C’est aussi ce qu’a dit, en faisant le bilan de la réunion, M. Miguel de Serpa Soares, Secrétaire général adjoint aux affaires juridiques et Conseiller juridique de l’ONU, en rappelant qu’il faut plaider, dans la déclaration, pour une action concertée mondiale axée sur la science. Il faut également que le futur texte tienne compte des connaissances des populations autochtones, a confirmé M. Alexander Trepelkov, Directeur de la Division des objectifs de développement durable, qui s’exprimait au nom du Secrétaire général adjoint aux affaires économiques et sociales. Selon le Directeur, « nous sommes habités par un sentiment d’urgence », étant donné que quatre des cibles de l’objectif de développement durable 14 (ODD 14) arrivent à échéance en 2020. Il a donc souhaité que les résultats de la conférence de Lisbonne soient ambitieux et s’alignent sur le Programme de développement durable à l’horizon 2030 et l’Accord de Paris sur les changements climatiques.

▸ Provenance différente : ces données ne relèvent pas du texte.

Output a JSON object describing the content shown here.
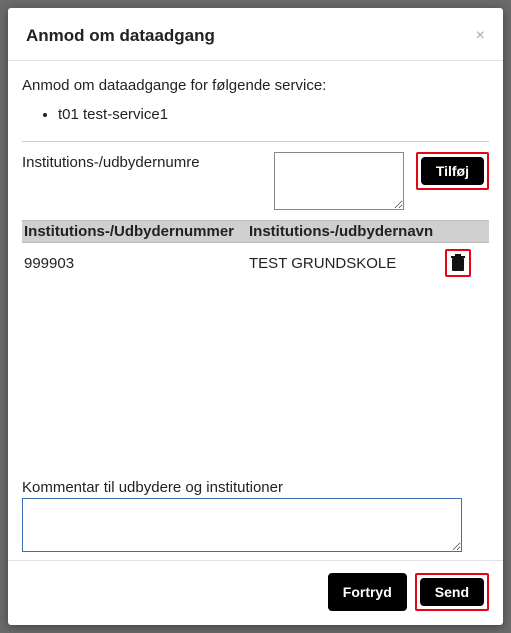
{
  "modal": {
    "title": "Anmod om dataadgang",
    "close_symbol": "×"
  },
  "intro": "Anmod om dataadgange for følgende service:",
  "services": [
    "t01 test-service1"
  ],
  "input_section": {
    "label": "Institutions-/udbydernumre",
    "value": "",
    "add_button": "Tilføj"
  },
  "table": {
    "header": {
      "col1": "Institutions-/Udbydernummer",
      "col2": "Institutions-/udbydernavn"
    },
    "rows": [
      {
        "number": "999903",
        "name": "TEST GRUNDSKOLE"
      }
    ]
  },
  "comment": {
    "label": "Kommentar til udbydere og institutioner",
    "value": ""
  },
  "footer": {
    "cancel": "Fortryd",
    "send": "Send"
  }
}
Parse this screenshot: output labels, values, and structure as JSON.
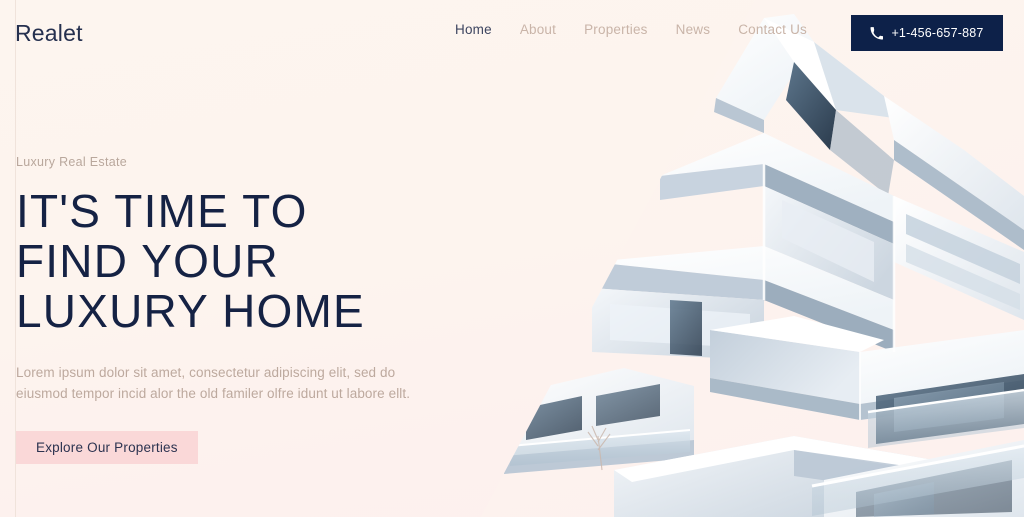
{
  "brand": {
    "logo_text": "Realet"
  },
  "nav": {
    "items": [
      {
        "label": "Home",
        "active": true
      },
      {
        "label": "About",
        "active": false
      },
      {
        "label": "Properties",
        "active": false
      },
      {
        "label": "News",
        "active": false
      },
      {
        "label": "Contact Us",
        "active": false
      }
    ]
  },
  "phone_button": {
    "icon": "phone-icon",
    "label": "+1-456-657-887"
  },
  "hero": {
    "eyebrow": "Luxury Real Estate",
    "headline": "IT'S TIME TO\nFIND YOUR\nLUXURY HOME",
    "subcopy": "Lorem ipsum dolor sit amet, consectetur adipiscing elit, sed do\neiusmod tempor incid alor the old familer olfre idunt ut labore ellt.",
    "cta_label": "Explore Our Properties",
    "image_alt": "modern-white-apartment-building-corner-upward-view"
  },
  "colors": {
    "background": "#fdf4ee",
    "navy": "#152244",
    "navy_button": "#0d2149",
    "cta_pink": "#fad8d8",
    "muted_text": "#bda99e",
    "nav_inactive": "#c9b4a8",
    "rule": "#f0e3db"
  }
}
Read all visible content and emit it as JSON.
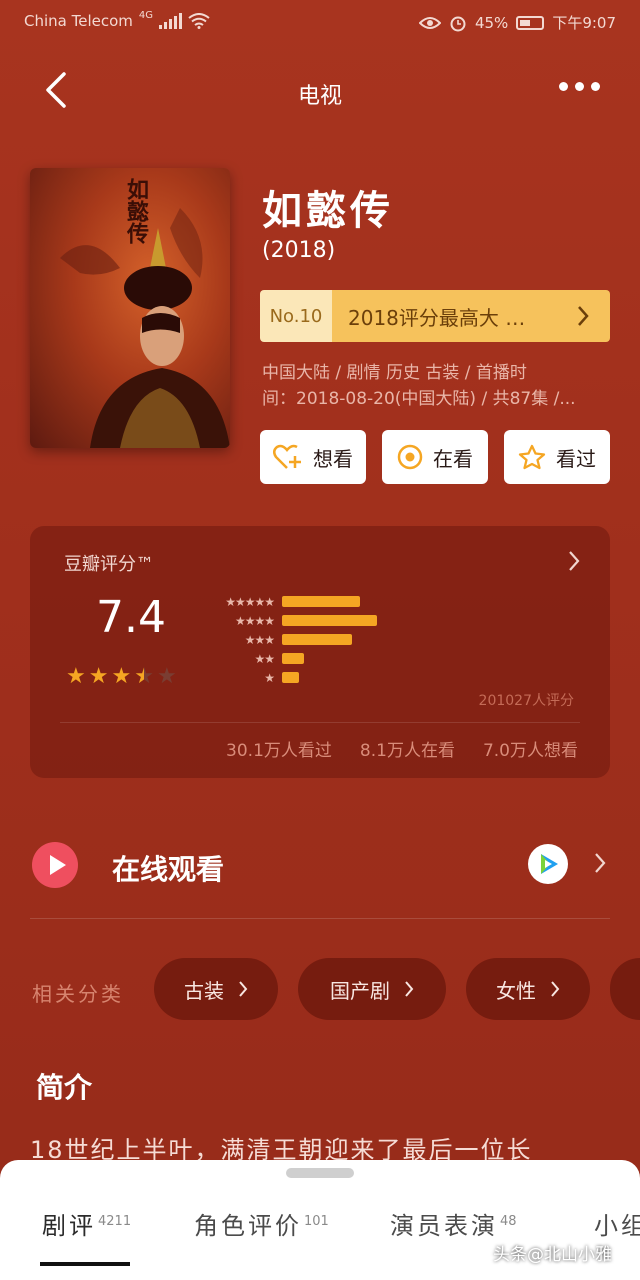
{
  "status_bar": {
    "carrier": "China Telecom",
    "network": "4G",
    "battery": "45%",
    "time": "下午9:07"
  },
  "nav": {
    "title": "电视"
  },
  "show": {
    "poster_title": "如懿传",
    "title": "如懿传",
    "year": "(2018)",
    "rank_no": "No.10",
    "rank_text": "2018评分最高大 …",
    "meta_line1": "中国大陆 / 剧情 历史 古装 / 首播时",
    "meta_line2": "间：2018-08-20(中国大陆) / 共87集 /..."
  },
  "actions": {
    "want": "想看",
    "watching": "在看",
    "watched": "看过"
  },
  "rating": {
    "label": "豆瓣评分™",
    "score": "7.4",
    "stars": 3.5,
    "distribution": [
      {
        "stars": "★★★★★",
        "fraction": 0.28
      },
      {
        "stars": "★★★★",
        "fraction": 0.34
      },
      {
        "stars": "★★★",
        "fraction": 0.25
      },
      {
        "stars": "★★",
        "fraction": 0.08
      },
      {
        "stars": "★",
        "fraction": 0.06
      }
    ],
    "count": "201027人评分",
    "watched": "30.1万人看过",
    "watching": "8.1万人在看",
    "want": "7.0万人想看"
  },
  "online": {
    "label": "在线观看"
  },
  "related": {
    "label": "相关分类",
    "chips": [
      "古装",
      "国产剧",
      "女性"
    ]
  },
  "intro": {
    "heading": "简介",
    "text": "18世纪上半叶，满清王朝迎来了最后一位长"
  },
  "tabs": [
    {
      "label": "剧评",
      "count": "4211"
    },
    {
      "label": "角色评价",
      "count": "101"
    },
    {
      "label": "演员表演",
      "count": "48"
    },
    {
      "label": "小组",
      "count": ""
    }
  ],
  "watermark": "头条@北山小雅",
  "colors": {
    "background": "#a8341f",
    "rank_gold": "#f6c25c",
    "bar_orange": "#f5a623",
    "play_red": "#ef4f5f"
  }
}
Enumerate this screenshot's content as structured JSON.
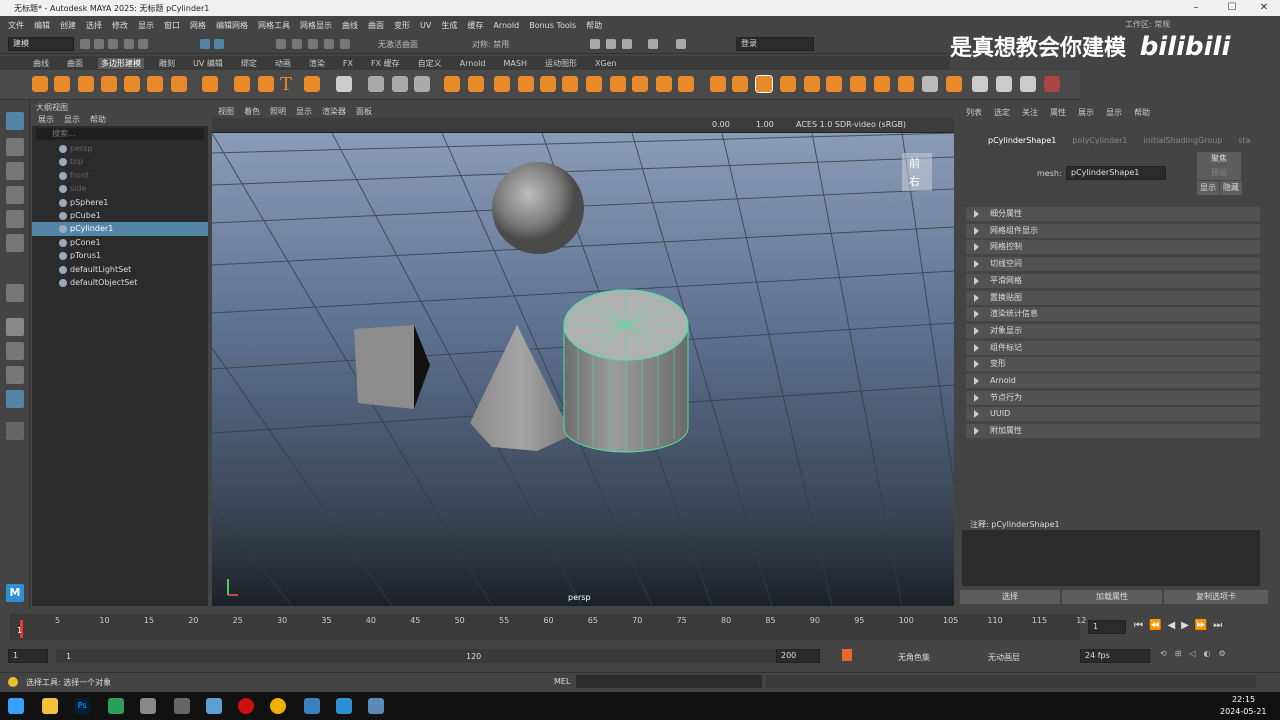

La Conférence, qui se tiendra du 2 au 6 juin, doit aboutir à une « déclaration, convenue au niveau intergouvernemental, brève et concise, orientée vers l’action et mettant clairement l’accent sur les domaines d’action reposant sur la science et l’innovation qui favorisent la réalisation de l’objectif 14 », l’ODD consacré aux océans, mers et ressources marines.
D’emblée la Chine a jugé utile de rappeler que cette déclaration doit être adoptée par consensus au niveau intergouvernemental, déduisant qu’elle devra donc se limiter à l’ODD 14 et précisant qu’elle ne sera pas juridiquement contraignante. Cet appel a reçu un écho différent auprès de Monaco pour qui la Conférence sur les océans n’est pas déconnectée d’autres processus et « n’opère pas dans un vacuum ». La délégation monégasque a toutefois demandé de veiller à ne pas dupliquer ces autres processus.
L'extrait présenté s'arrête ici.